Brown: Spending spree is no gamble

Gordon Brown today denied that he had taken a massive gamble - and opened the way for more tax rises - in his multi-billion government spending giveaway yesterday.

"When people ask are the plans affordable - yes," he declared. "Have we raised sufficient revenue to meet our plans - yes."

Shares staged a fragile recovery as the markets opened today. They bounced off yesterday's five and a half year lows in early trading, driven higher by a late rally on Wall Street last night.

The FTSE 100 jumped 65.8 points, or two per cent, to 4060.3 in the first halfhour, with dealers braced for another day of erratic price movements.

Mr Brown, in a series of interviews, refused to be drawn on how he would meet the problems if shares and the world economy went into a real nosedive.

Instead the Chancellor, pointing to the turmoil which had sent shares dipping and then recovering in Wall Street and the City, said the spending allocations for schools, hospitals and the rest were long term and carefully grounded on a solid economy rather than "based on a few minutes or a few hours in the Stock Exchange."

The Tories continued to maintain that the £61 billion award to Whitehall departments, more than £90 billion in total government extra spending over the next three years, was unaffordable and would not produce the better schools, hospitals and rail services promised.

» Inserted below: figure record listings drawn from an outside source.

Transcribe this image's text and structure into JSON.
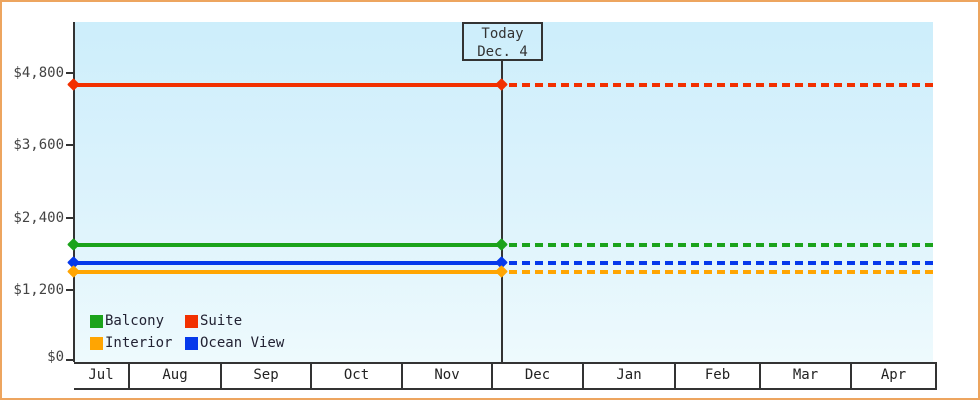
{
  "chart_data": {
    "type": "line",
    "title": "",
    "x_categories": [
      "Jul",
      "Aug",
      "Sep",
      "Oct",
      "Nov",
      "Dec",
      "Jan",
      "Feb",
      "Mar",
      "Apr"
    ],
    "y_axis": {
      "min": 0,
      "max": 4800,
      "ticks": [
        {
          "label": "$4,800",
          "value": 4800
        },
        {
          "label": "$3,600",
          "value": 3600
        },
        {
          "label": "$2,400",
          "value": 2400
        },
        {
          "label": "$1,200",
          "value": 1200
        },
        {
          "label": "$0",
          "value": 0
        }
      ]
    },
    "series": [
      {
        "name": "Suite",
        "color": "#f23000",
        "value": 4599,
        "past_style": "solid",
        "future_style": "dotted"
      },
      {
        "name": "Balcony",
        "color": "#1ba31b",
        "value": 1949,
        "past_style": "solid",
        "future_style": "dotted"
      },
      {
        "name": "Ocean View",
        "color": "#0639eb",
        "value": 1649,
        "past_style": "solid",
        "future_style": "dotted"
      },
      {
        "name": "Interior",
        "color": "#ffa502",
        "value": 1499,
        "past_style": "solid",
        "future_style": "dotted"
      }
    ],
    "today": {
      "line1": "Today",
      "line2": "Dec. 4",
      "x_category": "Dec"
    },
    "legend": {
      "position": "bottom-left",
      "entries": [
        "Balcony",
        "Suite",
        "Interior",
        "Ocean View"
      ]
    },
    "grid": "off",
    "plot_background": {
      "top": "#cdeefb",
      "bottom": "#eefafd"
    },
    "frame_border_color": "#eda55f",
    "axis_color": "#333333"
  }
}
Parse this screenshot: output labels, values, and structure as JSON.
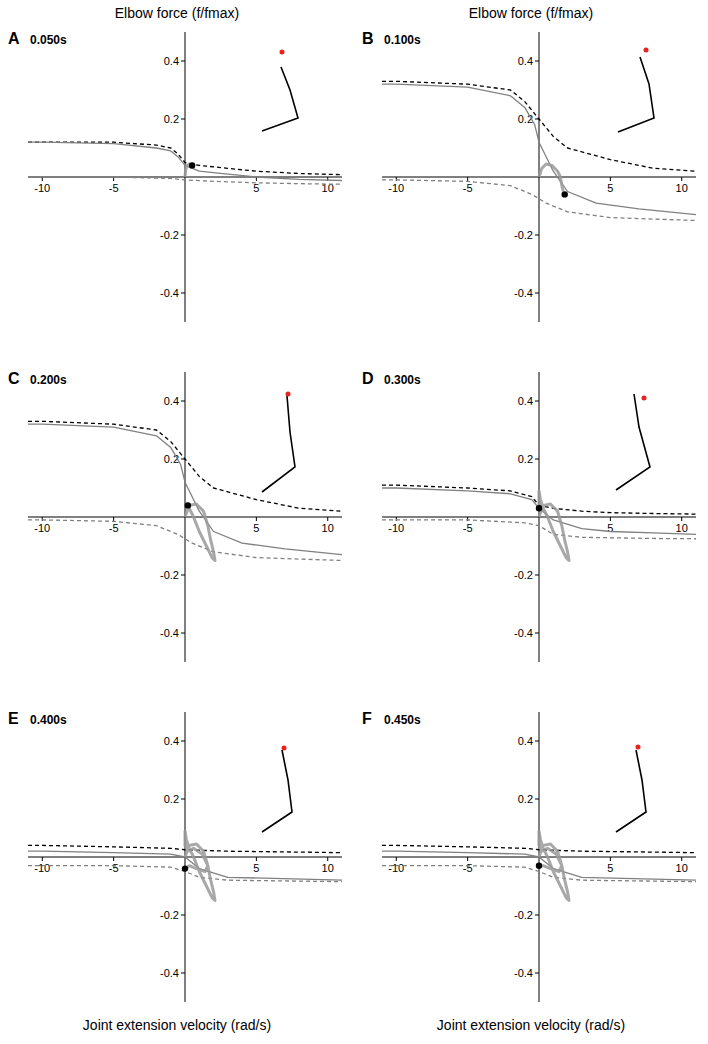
{
  "chart_data": [
    {
      "type": "line",
      "letter": "A",
      "title": "0.050s",
      "y_label": "Elbow force (f/fmax)",
      "xlim": [
        -11,
        11
      ],
      "ylim": [
        -0.5,
        0.5
      ],
      "xticks": [
        -10,
        -5,
        5,
        10
      ],
      "yticks": [
        -0.4,
        -0.2,
        0.2,
        0.4
      ],
      "series": [
        {
          "color": "#000000",
          "line_style": "dashed",
          "x": [
            -11,
            -10,
            -5,
            -2,
            -1,
            -0.5,
            0,
            1,
            3,
            5,
            8,
            11
          ],
          "values": [
            0.12,
            0.12,
            0.12,
            0.11,
            0.1,
            0.08,
            0.05,
            0.04,
            0.03,
            0.02,
            0.012,
            0.008
          ]
        },
        {
          "color": "#808080",
          "line_style": "solid",
          "x": [
            -11,
            -10,
            -5,
            -2,
            -1,
            -0.5,
            0,
            1,
            3,
            5,
            8,
            11
          ],
          "values": [
            0.12,
            0.12,
            0.115,
            0.1,
            0.09,
            0.07,
            0.04,
            0.02,
            0.01,
            0.0,
            -0.008,
            -0.012
          ]
        },
        {
          "color": "#808080",
          "line_style": "dashed",
          "x": [
            -11,
            -10,
            -5,
            -1,
            0,
            2,
            5,
            8,
            11
          ],
          "values": [
            0.0,
            0.0,
            0.0,
            -0.005,
            -0.01,
            -0.015,
            -0.02,
            -0.023,
            -0.025
          ]
        },
        {
          "color": "#999999",
          "line_style": "bold",
          "x": [
            0,
            0.05,
            0.15,
            0.3,
            0.45
          ],
          "values": [
            0,
            0.025,
            0.04,
            0.045,
            0.04
          ]
        },
        {
          "type": "scatter",
          "marker": "circle",
          "color": "#000000",
          "x": [
            0.5
          ],
          "values": [
            0.04
          ]
        }
      ]
    },
    {
      "type": "line",
      "letter": "B",
      "title": "0.100s",
      "y_label": "Elbow force (f/fmax)",
      "xlim": [
        -11,
        11
      ],
      "ylim": [
        -0.5,
        0.5
      ],
      "xticks": [
        -10,
        -5,
        5,
        10
      ],
      "yticks": [
        -0.4,
        -0.2,
        0.2,
        0.4
      ],
      "series": [
        {
          "color": "#000000",
          "line_style": "dashed",
          "x": [
            -11,
            -10,
            -5,
            -2,
            -1,
            0,
            1,
            2,
            5,
            8,
            11
          ],
          "values": [
            0.33,
            0.33,
            0.32,
            0.3,
            0.26,
            0.2,
            0.14,
            0.1,
            0.06,
            0.03,
            0.02
          ]
        },
        {
          "color": "#808080",
          "line_style": "solid",
          "x": [
            -11,
            -10,
            -5,
            -2,
            -1,
            -0.3,
            0,
            1,
            2,
            4,
            7,
            11
          ],
          "values": [
            0.32,
            0.32,
            0.31,
            0.28,
            0.24,
            0.18,
            0.12,
            0.02,
            -0.05,
            -0.09,
            -0.11,
            -0.13
          ]
        },
        {
          "color": "#808080",
          "line_style": "dashed",
          "x": [
            -11,
            -10,
            -5,
            -2,
            -0.5,
            0.5,
            2,
            5,
            11
          ],
          "values": [
            -0.01,
            -0.01,
            -0.015,
            -0.03,
            -0.06,
            -0.09,
            -0.12,
            -0.14,
            -0.15
          ]
        },
        {
          "color": "#999999",
          "line_style": "bold",
          "x": [
            0,
            0.2,
            0.5,
            0.9,
            1.3,
            1.5,
            1.6,
            1.7
          ],
          "values": [
            0,
            0.03,
            0.045,
            0.04,
            0.02,
            0,
            -0.03,
            -0.05
          ]
        },
        {
          "type": "scatter",
          "marker": "circle",
          "color": "#000000",
          "x": [
            1.8
          ],
          "values": [
            -0.06
          ]
        }
      ]
    },
    {
      "type": "line",
      "letter": "C",
      "title": "0.200s",
      "xlim": [
        -11,
        11
      ],
      "ylim": [
        -0.5,
        0.5
      ],
      "xticks": [
        -10,
        -5,
        5,
        10
      ],
      "yticks": [
        -0.4,
        -0.2,
        0.2,
        0.4
      ],
      "series": [
        {
          "color": "#000000",
          "line_style": "dashed",
          "x": [
            -11,
            -10,
            -5,
            -2,
            -1,
            0,
            1,
            2,
            5,
            8,
            11
          ],
          "values": [
            0.33,
            0.33,
            0.32,
            0.3,
            0.26,
            0.2,
            0.14,
            0.1,
            0.06,
            0.03,
            0.02
          ]
        },
        {
          "color": "#808080",
          "line_style": "solid",
          "x": [
            -11,
            -10,
            -5,
            -2,
            -1,
            -0.3,
            0,
            1,
            2,
            4,
            7,
            11
          ],
          "values": [
            0.32,
            0.32,
            0.31,
            0.28,
            0.24,
            0.18,
            0.12,
            0.02,
            -0.05,
            -0.09,
            -0.11,
            -0.13
          ]
        },
        {
          "color": "#808080",
          "line_style": "dashed",
          "x": [
            -11,
            -10,
            -5,
            -2,
            -0.5,
            0.5,
            2,
            5,
            11
          ],
          "values": [
            -0.01,
            -0.01,
            -0.015,
            -0.03,
            -0.06,
            -0.09,
            -0.12,
            -0.14,
            -0.15
          ]
        },
        {
          "color": "#999999",
          "line_style": "bold",
          "x": [
            0,
            0.3,
            0.8,
            1.3,
            1.6,
            1.8,
            2.0,
            2.1,
            1.9,
            1.5,
            1.0,
            0.6,
            0.3
          ],
          "values": [
            0,
            0.04,
            0.045,
            0.02,
            -0.03,
            -0.08,
            -0.12,
            -0.15,
            -0.14,
            -0.1,
            -0.05,
            0,
            0.03
          ]
        },
        {
          "type": "scatter",
          "marker": "circle",
          "color": "#000000",
          "x": [
            0.2
          ],
          "values": [
            0.04
          ]
        }
      ]
    },
    {
      "type": "line",
      "letter": "D",
      "title": "0.300s",
      "xlim": [
        -11,
        11
      ],
      "ylim": [
        -0.5,
        0.5
      ],
      "xticks": [
        -10,
        -5,
        5,
        10
      ],
      "yticks": [
        -0.4,
        -0.2,
        0.2,
        0.4
      ],
      "series": [
        {
          "color": "#000000",
          "line_style": "dashed",
          "x": [
            -11,
            -10,
            -5,
            -2,
            -0.5,
            0,
            1,
            3,
            5,
            8,
            11
          ],
          "values": [
            0.11,
            0.11,
            0.1,
            0.09,
            0.07,
            0.04,
            0.03,
            0.02,
            0.015,
            0.012,
            0.01
          ]
        },
        {
          "color": "#808080",
          "line_style": "solid",
          "x": [
            -11,
            -10,
            -5,
            -2,
            -0.5,
            0,
            1,
            3,
            5,
            8,
            11
          ],
          "values": [
            0.1,
            0.1,
            0.09,
            0.08,
            0.06,
            0.03,
            -0.01,
            -0.04,
            -0.05,
            -0.055,
            -0.06
          ]
        },
        {
          "color": "#808080",
          "line_style": "dashed",
          "x": [
            -11,
            -10,
            -5,
            -1,
            0,
            1,
            3,
            8,
            11
          ],
          "values": [
            -0.01,
            -0.01,
            -0.01,
            -0.02,
            -0.03,
            -0.06,
            -0.07,
            -0.074,
            -0.075
          ]
        },
        {
          "color": "#999999",
          "line_style": "bold",
          "x": [
            0,
            0.3,
            0.8,
            1.3,
            1.6,
            1.8,
            2.0,
            2.1,
            1.9,
            1.5,
            1.0,
            0.6,
            0.3,
            0.1,
            0,
            0
          ],
          "values": [
            0,
            0.04,
            0.045,
            0.02,
            -0.03,
            -0.08,
            -0.12,
            -0.15,
            -0.14,
            -0.1,
            -0.05,
            0,
            0.03,
            0.06,
            0.09,
            0.04
          ]
        },
        {
          "type": "scatter",
          "marker": "circle",
          "color": "#000000",
          "x": [
            0
          ],
          "values": [
            0.03
          ]
        }
      ]
    },
    {
      "type": "line",
      "letter": "E",
      "title": "0.400s",
      "x_label": "Joint extension velocity (rad/s)",
      "xlim": [
        -11,
        11
      ],
      "ylim": [
        -0.5,
        0.5
      ],
      "xticks": [
        -10,
        -5,
        5,
        10
      ],
      "yticks": [
        -0.4,
        -0.2,
        0.2,
        0.4
      ],
      "series": [
        {
          "color": "#000000",
          "line_style": "dashed",
          "x": [
            -11,
            -10,
            -5,
            -1,
            0,
            3,
            11
          ],
          "values": [
            0.04,
            0.04,
            0.035,
            0.03,
            0.025,
            0.02,
            0.015
          ]
        },
        {
          "color": "#808080",
          "line_style": "solid",
          "x": [
            -11,
            -10,
            -5,
            -1,
            0,
            1,
            3,
            11
          ],
          "values": [
            0.02,
            0.02,
            0.015,
            0.01,
            0,
            -0.04,
            -0.07,
            -0.08
          ]
        },
        {
          "color": "#808080",
          "line_style": "dashed",
          "x": [
            -11,
            -10,
            -5,
            -1,
            0,
            1,
            3,
            11
          ],
          "values": [
            -0.03,
            -0.03,
            -0.03,
            -0.035,
            -0.05,
            -0.07,
            -0.08,
            -0.085
          ]
        },
        {
          "color": "#999999",
          "line_style": "bold",
          "x": [
            0,
            0.3,
            0.8,
            1.3,
            1.6,
            1.8,
            2.0,
            2.1,
            1.9,
            1.5,
            1.0,
            0.6,
            0.3,
            0.1,
            0,
            0,
            0.2,
            0.6,
            1.2,
            1.6,
            1.4,
            0.8,
            0.3,
            0
          ],
          "values": [
            0,
            0.04,
            0.045,
            0.02,
            -0.03,
            -0.08,
            -0.12,
            -0.15,
            -0.14,
            -0.1,
            -0.05,
            0,
            0.03,
            0.06,
            0.09,
            0.04,
            0.02,
            0.03,
            0.01,
            -0.03,
            -0.05,
            -0.04,
            -0.03,
            -0.04
          ]
        },
        {
          "type": "scatter",
          "marker": "circle",
          "color": "#000000",
          "x": [
            0
          ],
          "values": [
            -0.04
          ]
        }
      ]
    },
    {
      "type": "line",
      "letter": "F",
      "title": "0.450s",
      "x_label": "Joint extension velocity (rad/s)",
      "xlim": [
        -11,
        11
      ],
      "ylim": [
        -0.5,
        0.5
      ],
      "xticks": [
        -10,
        -5,
        5,
        10
      ],
      "yticks": [
        -0.4,
        -0.2,
        0.2,
        0.4
      ],
      "series": [
        {
          "color": "#000000",
          "line_style": "dashed",
          "x": [
            -11,
            -10,
            -5,
            -1,
            0,
            3,
            11
          ],
          "values": [
            0.04,
            0.04,
            0.035,
            0.03,
            0.025,
            0.02,
            0.015
          ]
        },
        {
          "color": "#808080",
          "line_style": "solid",
          "x": [
            -11,
            -10,
            -5,
            -1,
            0,
            1,
            3,
            11
          ],
          "values": [
            0.02,
            0.02,
            0.015,
            0.01,
            0,
            -0.04,
            -0.07,
            -0.08
          ]
        },
        {
          "color": "#808080",
          "line_style": "dashed",
          "x": [
            -11,
            -10,
            -5,
            -1,
            0,
            1,
            3,
            11
          ],
          "values": [
            -0.03,
            -0.03,
            -0.03,
            -0.035,
            -0.05,
            -0.07,
            -0.08,
            -0.085
          ]
        },
        {
          "color": "#999999",
          "line_style": "bold",
          "x": [
            0,
            0.3,
            0.8,
            1.3,
            1.6,
            1.8,
            2.0,
            2.1,
            1.9,
            1.5,
            1.0,
            0.6,
            0.3,
            0.1,
            0,
            0,
            0.2,
            0.6,
            1.2,
            1.6,
            1.4,
            0.8,
            0.3,
            0
          ],
          "values": [
            0,
            0.04,
            0.045,
            0.02,
            -0.03,
            -0.08,
            -0.12,
            -0.15,
            -0.14,
            -0.1,
            -0.05,
            0,
            0.03,
            0.06,
            0.09,
            0.04,
            0.02,
            0.03,
            0.01,
            -0.03,
            -0.05,
            -0.04,
            -0.03,
            -0.03
          ]
        },
        {
          "type": "scatter",
          "marker": "circle",
          "color": "#000000",
          "x": [
            0
          ],
          "values": [
            -0.03
          ]
        }
      ]
    }
  ]
}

The Chancellor, while denying that, is said to have warned Cabinet colleagues privately that he believes the voters have tolerated all the tax rises they can take, at least up to the next election, and that spending ministers must make do with what they have won.

Meanwhile, Tony Blair was braced for a two-hour grilling from senior MPs today amid accusations that he has turned 10 Downing Street into a copy of the White House. He will undergo an unprecedented question and answer session in the Commons where critics are set to claim he is behaving more like a US president than a prime minister.

Mr Blair's inquisitors are the 35 chairmen-of Commons select committees and include some of the most acid Labour critics of his policies, including Gwynneth Dunwoody, who heads the Transport Committee.

Downing Street hopes the session will counter complaints that the premier is less accountable to Parliament than any of his predecessors and said there would be no holds barred when MPs put their questions.

But Conservatives said that was nonsense, pointing out that Number 10 had demanded to be given a list of all the subject areas which Mr Blair would be grilled about in advance.

The Prime Minister will sit in front of a semi-circular table facing the MPs, who are members of the umbrella Liaison Committee.

Chairman Alan Williams has warned members their questions must not stray outside the list of prepared subject areas handed to Number 10 - but that will probably not stop some from pressing him on explosive political issues, including his relationship with President Bush and the possibility of a war with Iraq.

Mr Blair will be pressed on his style of governing, where he gets his advice from and on the rapid expansion of Number 10 during his five years in office.